Trump, naturally, is delighted. “Stock market hits new high with longest winning streak in decades,” the president tweeted recently. “Great level of confidence and optimism — even before the tax plan rollout!”

New Treasury Secretary Steven Mnuchin told CNBC last week that the stock market’s gains “absolutely” were a vote of confidence about the Trump administration’s efforts.

Fresh cash from investors keeps pouring into stocks.

Vanguard Group Inc., the giant mutual-fund operator known for its funds that track stock indexes, reported $27.5 billion in net cash inflows for its U.S.-based funds in January — a record one-month sum for the company and a 23% increase from January 2016.

But corporate profits will need to keep growing to justify the higher stock prices. For instance, the price-to-earnings ratio of the stocks in the S&P 500 currently is 21.7 for the trailing 12 months, well above the historical average of 15.5, according to research firm Birinyi Associates.

That ratio drops to a more reasonable, if still frothy, 18.2 when looking at the S&P 500 earnings expected for the next 12 months, which might include the initial benefit of reduced tax rates, Birinyi estimates.

Mnuchin said last week that the White House wants to overhaul the tax code by August, but it remains unclear whether the changes would apply to 2017 earnings.

Although details of Trump’s tax-cut plan have yet to be revealed, “the latest headlines out of Washington and actual earnings results have given us no reason to change our belief that policy changes may add meaningfully to earnings growth once implemented,” Burt White, chief investment officer of LPL Financial, said in a report last week.

The stock market believes that less regulation is going to mean more growth, and the Trump administration so far has stayed really strong on that message.

— John Bollinger, president of Bollinger Capital Management Inc. in Redondo Beach

Bollinger said that while the timing of those policy changes remains unknown, investors are unshaken in their belief that they’re coming.

“The stock market believes that less regulation is going to mean more growth, and the Trump administration so far has stayed really strong on that message,” Bollinger said. “The message has not varied one whit.”

Others agreed but noted that the gains from any Trump policy changes won’t come quickly.

“We expect investors will soon de-rate their expectations” of earnings growth in 2017 “as they face the reality” that a positive impact from tax reform “will not occur until 2018,” the Goldman Sachs analysts wrote.

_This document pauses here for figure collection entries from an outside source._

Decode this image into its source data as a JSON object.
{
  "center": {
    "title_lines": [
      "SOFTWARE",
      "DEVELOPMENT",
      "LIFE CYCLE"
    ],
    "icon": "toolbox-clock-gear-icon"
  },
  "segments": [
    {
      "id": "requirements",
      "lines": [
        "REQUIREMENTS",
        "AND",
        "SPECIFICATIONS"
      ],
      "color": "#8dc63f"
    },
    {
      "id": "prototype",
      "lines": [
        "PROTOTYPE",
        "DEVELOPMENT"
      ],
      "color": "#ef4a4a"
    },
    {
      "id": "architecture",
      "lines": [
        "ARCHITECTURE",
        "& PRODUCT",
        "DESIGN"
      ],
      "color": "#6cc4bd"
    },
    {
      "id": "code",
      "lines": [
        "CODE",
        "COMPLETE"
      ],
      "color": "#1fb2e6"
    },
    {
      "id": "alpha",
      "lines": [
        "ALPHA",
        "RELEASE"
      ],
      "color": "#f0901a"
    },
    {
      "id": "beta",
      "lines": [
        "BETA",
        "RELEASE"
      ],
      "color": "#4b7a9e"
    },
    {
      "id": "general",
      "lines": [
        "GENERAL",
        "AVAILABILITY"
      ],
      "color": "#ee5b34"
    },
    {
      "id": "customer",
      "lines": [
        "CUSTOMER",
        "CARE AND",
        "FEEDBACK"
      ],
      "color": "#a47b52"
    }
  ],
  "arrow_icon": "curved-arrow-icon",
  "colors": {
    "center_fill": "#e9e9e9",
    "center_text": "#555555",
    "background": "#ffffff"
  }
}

In the meantime, the U.S. economy has been giving off mixed signals. The economy overall grew at a tepid annual rate of 1.9% in the fourth quarter of last year, and some economists expect that growth to increase to 2.2% or more this year.

Job growth picked up in January, and existing home sales rose in January at the fastest pace since 2007. But industrial production fell in January, led by a drop in utilities’ production because of unseasonably warm weather.

Stocks are unlikely to be derailed by a surge in interest rates, with the Federal Reserve Board expected to lift its benchmark short-term rate by only modest amounts two or three times during the rest of the year. The rate now stands at 0.5% to 0.75%.

Bond prices have fallen, and their yields have risen, amid speculation that rates and inflation will climb as the economy shows added growth.

The yield on the 10-year Treasury note, for instance, stood at 2.31% Friday, up from 1.85% when Trump was elected. But as rate fears have ebbed in recent weeks, that yield has drifted down from 2.52% a month earlier.

David Dietze, chief investment strategist at Point View Wealth Management Inc., nonetheless said “we remain cautious” with stock prices at current levels.

“There’s been much buying on the promise of tax reform, regulatory relief and infrastructure spending, yet the details and the timing remain unclear,” Dietze said in a note to clients last week. “Investors risk buying on the rumor and may be disappointed when they see the actual plans.”

Dietze added another warning to investors that could apply only to the new era of a Trump White House: “Concern, too, surrounds the unpredictability of Mr. Trump, with any comment or tweet having the potential to cause market participants to have second doubts about this presidency.”